This article is about true gospel preaching (evangelistic preaching). Gospel preaching must always center around the Person and work of Jesus Christ (Christ-centred preaching).

Source: The Monthly Record, 1997. 5 pages.

Evangelistic Preaching

Preaching is nothing if it is not evangelistic. It pleased God by the foolishness of preaching to save. All preaching, in all con­texts, must have as its aim the salvation of sinners. There ought never to be in our ministries such a thing as a non-evangelis­tic sermon. Timothy is exhorted in 2 Timothy 4:5, to do the work of an evangelist, not as some adjunct to his pulpit ministry, but as part of that very ministry itself.

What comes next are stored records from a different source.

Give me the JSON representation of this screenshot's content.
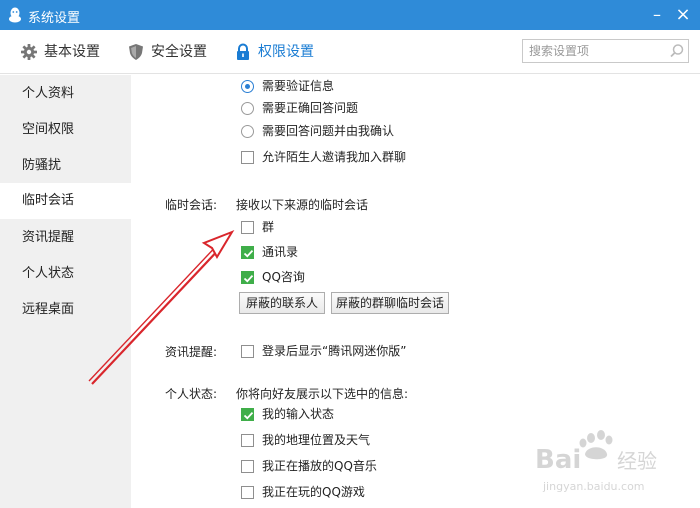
{
  "window": {
    "title": "系统设置",
    "min_glyph": "–",
    "close_glyph": "×"
  },
  "tabs": [
    {
      "label": "基本设置",
      "icon": "gear-icon"
    },
    {
      "label": "安全设置",
      "icon": "shield-icon"
    },
    {
      "label": "权限设置",
      "icon": "lock-icon",
      "active": true
    }
  ],
  "search": {
    "placeholder": "搜索设置项"
  },
  "sidebar": {
    "items": [
      {
        "label": "个人资料"
      },
      {
        "label": "空间权限"
      },
      {
        "label": "防骚扰"
      },
      {
        "label": "临时会话",
        "active": true
      },
      {
        "label": "资讯提醒"
      },
      {
        "label": "个人状态"
      },
      {
        "label": "远程桌面"
      }
    ]
  },
  "verification": {
    "options": [
      {
        "label": "需要验证信息",
        "checked": true
      },
      {
        "label": "需要正确回答问题",
        "checked": false
      },
      {
        "label": "需要回答问题并由我确认",
        "checked": false
      }
    ],
    "allow_stranger_invite": {
      "label": "允许陌生人邀请我加入群聊",
      "checked": false
    }
  },
  "temp_session": {
    "label": "临时会话:",
    "desc": "接收以下来源的临时会话",
    "options": [
      {
        "label": "群",
        "checked": false
      },
      {
        "label": "通讯录",
        "checked": true
      },
      {
        "label": "QQ咨询",
        "checked": true
      }
    ],
    "buttons": {
      "blocked_contacts": "屏蔽的联系人",
      "blocked_group_sessions": "屏蔽的群聊临时会话"
    }
  },
  "news_reminder": {
    "label": "资讯提醒:",
    "option": {
      "label": "登录后显示“腾讯网迷你版”",
      "checked": false
    }
  },
  "personal_status": {
    "label": "个人状态:",
    "desc": "你将向好友展示以下选中的信息:",
    "options": [
      {
        "label": "我的输入状态",
        "checked": true
      },
      {
        "label": "我的地理位置及天气",
        "checked": false
      },
      {
        "label": "我正在播放的QQ音乐",
        "checked": false
      },
      {
        "label": "我正在玩的QQ游戏",
        "checked": false
      }
    ]
  },
  "colors": {
    "titlebar": "#2f8bd8",
    "accent": "#1a7cd3",
    "checked_green": "#3fae49",
    "annotation_arrow": "#d9262c"
  },
  "watermark": {
    "text": "Bai du 经验",
    "subtext": "jingyan.baidu.com"
  }
}
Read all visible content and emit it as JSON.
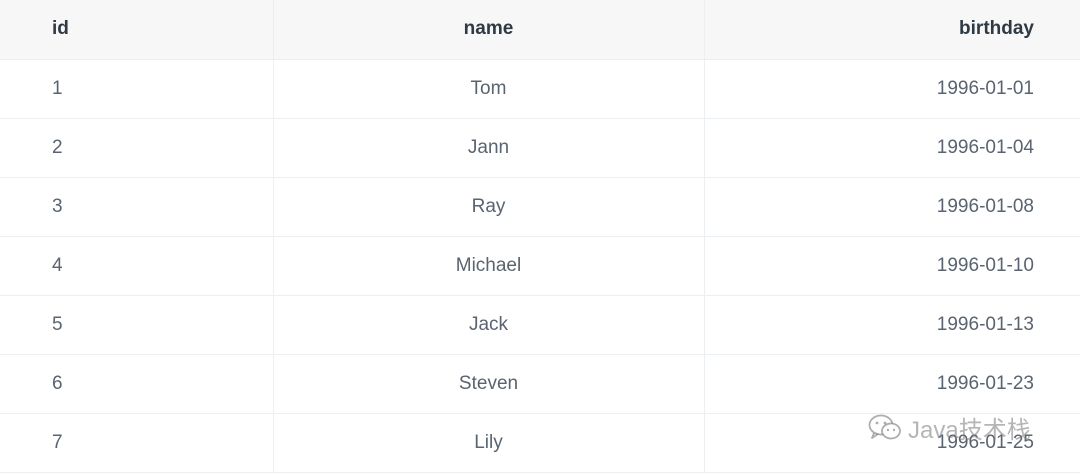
{
  "table": {
    "headers": {
      "id": "id",
      "name": "name",
      "birthday": "birthday"
    },
    "rows": [
      {
        "id": "1",
        "name": "Tom",
        "birthday": "1996-01-01"
      },
      {
        "id": "2",
        "name": "Jann",
        "birthday": "1996-01-04"
      },
      {
        "id": "3",
        "name": "Ray",
        "birthday": "1996-01-08"
      },
      {
        "id": "4",
        "name": "Michael",
        "birthday": "1996-01-10"
      },
      {
        "id": "5",
        "name": "Jack",
        "birthday": "1996-01-13"
      },
      {
        "id": "6",
        "name": "Steven",
        "birthday": "1996-01-23"
      },
      {
        "id": "7",
        "name": "Lily",
        "birthday": "1996-01-25"
      }
    ]
  },
  "watermark": {
    "text": "Java技术栈",
    "icon": "wechat-icon"
  }
}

At the same time, we must appreciate that overtly evangelistic preaching does have certain characteristics that set it off against other kinds of preaching. Lloyd-Jones' view, as expressed by Iain Murray in the introduction to Old Testament Evangelistic Sermons was that "evangelistic preaching ought to exist as a special category of preaching" (p.xi). The believer, by definition, has a vested and a marked interest in truth. The unbeliever does not. Evangelistic preaching seeks to make such a presentation of truth as will, by the grace of God, kindle a new interest and yield a new sense of things to the unregenerate man.

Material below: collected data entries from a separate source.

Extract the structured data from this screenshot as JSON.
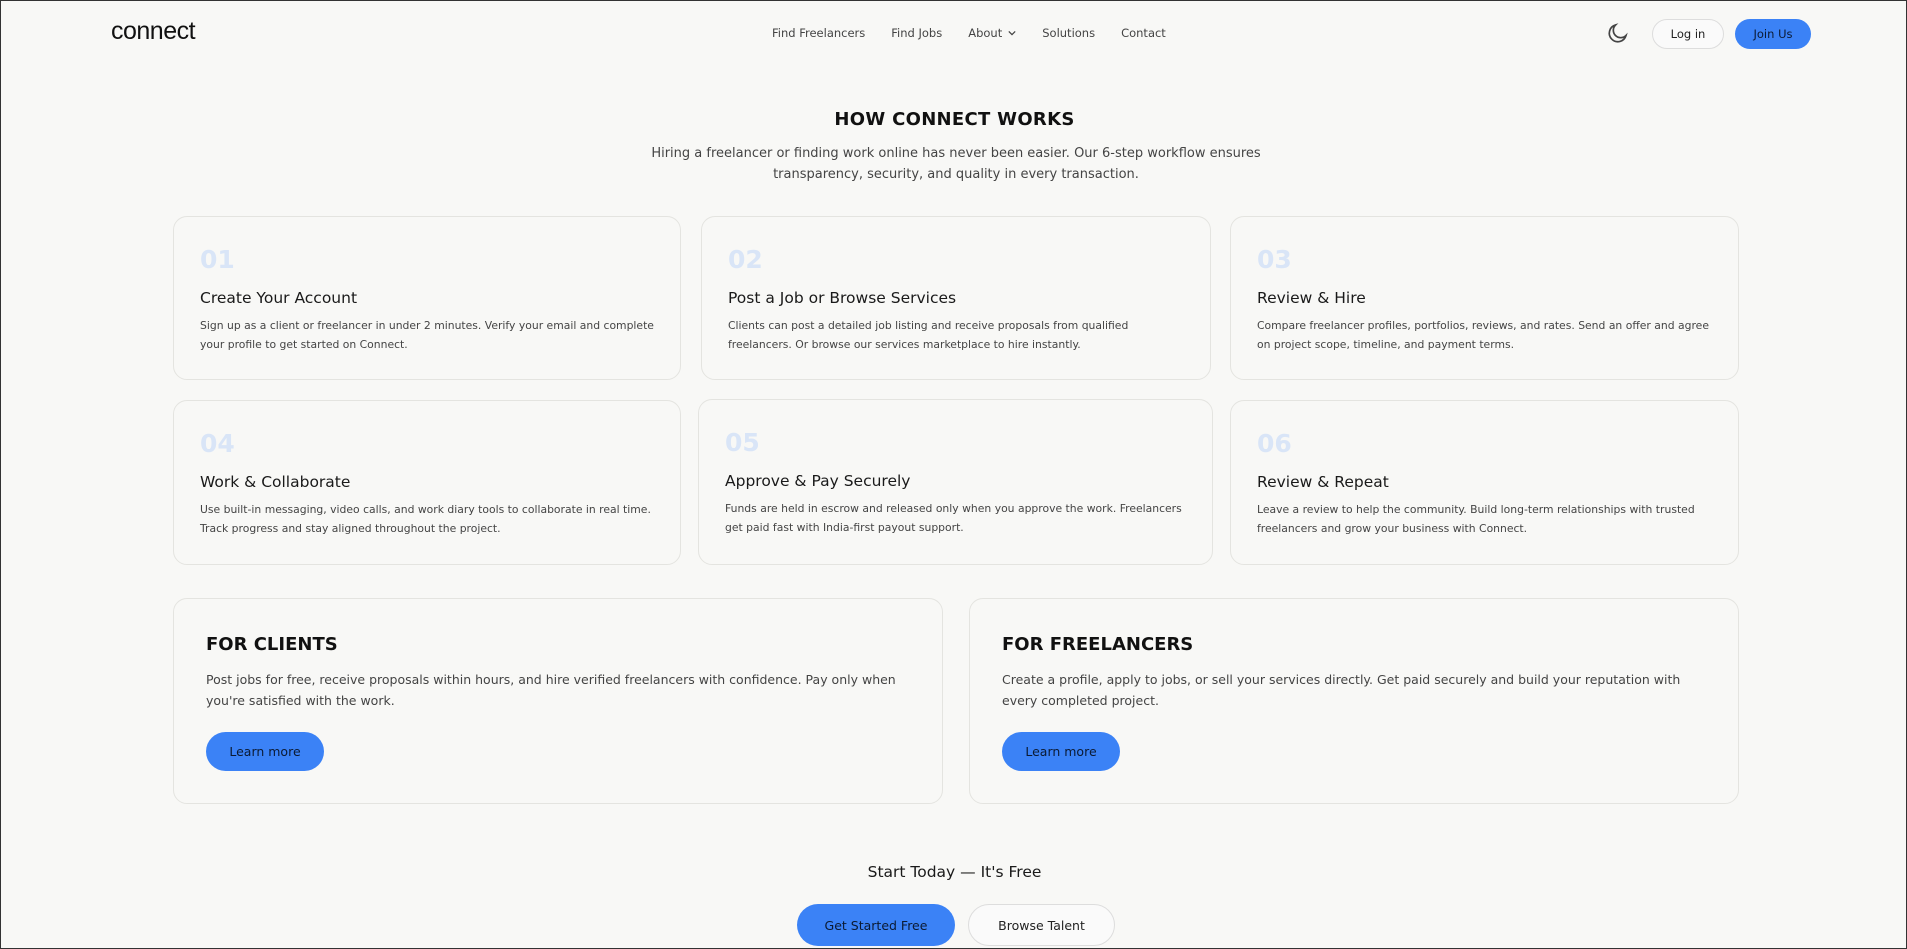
{
  "header": {
    "logo": "connect",
    "nav": [
      "Find Freelancers",
      "Find Jobs",
      "About",
      "Solutions",
      "Contact"
    ],
    "login": "Log in",
    "join": "Join Us",
    "theme_icon": "moon-icon"
  },
  "hero": {
    "title": "HOW CONNECT WORKS",
    "subtitle": "Hiring a freelancer or finding work online has never been easier. Our 6-step workflow ensures transparency, security, and quality in every transaction."
  },
  "steps": [
    {
      "num": "01",
      "title": "Create Your Account",
      "desc": "Sign up as a client or freelancer in under 2 minutes. Verify your email and complete your profile to get started on Connect."
    },
    {
      "num": "02",
      "title": "Post a Job or Browse Services",
      "desc": "Clients can post a detailed job listing and receive proposals from qualified freelancers. Or browse our services marketplace to hire instantly."
    },
    {
      "num": "03",
      "title": "Review & Hire",
      "desc": "Compare freelancer profiles, portfolios, reviews, and rates. Send an offer and agree on project scope, timeline, and payment terms."
    },
    {
      "num": "04",
      "title": "Work & Collaborate",
      "desc": "Use built-in messaging, video calls, and work diary tools to collaborate in real time. Track progress and stay aligned throughout the project."
    },
    {
      "num": "05",
      "title": "Approve & Pay Securely",
      "desc": "Funds are held in escrow and released only when you approve the work. Freelancers get paid fast with India-first payout support."
    },
    {
      "num": "06",
      "title": "Review & Repeat",
      "desc": "Leave a review to help the community. Build long-term relationships with trusted freelancers and grow your business with Connect."
    }
  ],
  "clients": {
    "title": "FOR CLIENTS",
    "desc": "Post jobs for free, receive proposals within hours, and hire verified freelancers with confidence. Pay only when you're satisfied with the work.",
    "button": "Learn more"
  },
  "freelancers": {
    "title": "FOR FREELANCERS",
    "desc": "Create a profile, apply to jobs, or sell your services directly. Get paid securely and build your reputation with every completed project.",
    "button": "Learn more"
  },
  "cta": {
    "title": "Start Today — It's Free",
    "primary": "Get Started Free",
    "secondary": "Browse Talent"
  },
  "colors": {
    "accent": "#3b82f6",
    "step_number": "#d9e5f7",
    "background": "#f8f8f6"
  }
}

The Nature of Evangelistic Preaching🔗

The Directory for Public Worship lays down the following principles regarding the way "the servant of Christ, whatever his method be, is to perform his whole ministry":

  1. Painfully, not doing the work of the Lord negligently.

  2. Plainly, that the meanest may understand.

  3. Faithfully, looking at the honour of Christ ... not at his own gain or glory.

  4. Wisely, framing all his doctrines in a manner as may be most likely to prevail.

  5. Gravely, as becometh the Word of God.

  6. With loving affection; and

  7. As taught of God, and persuaded in his own heart, that all that he teacheth is the truth of Christ.

The one thought I wish to isolate out of the Directory's principles is that preaching looks to the honour of Jesus Christ. For evangelistic preaching is nothing if it is not Christ-centered preaching. Let us explore the implications of this.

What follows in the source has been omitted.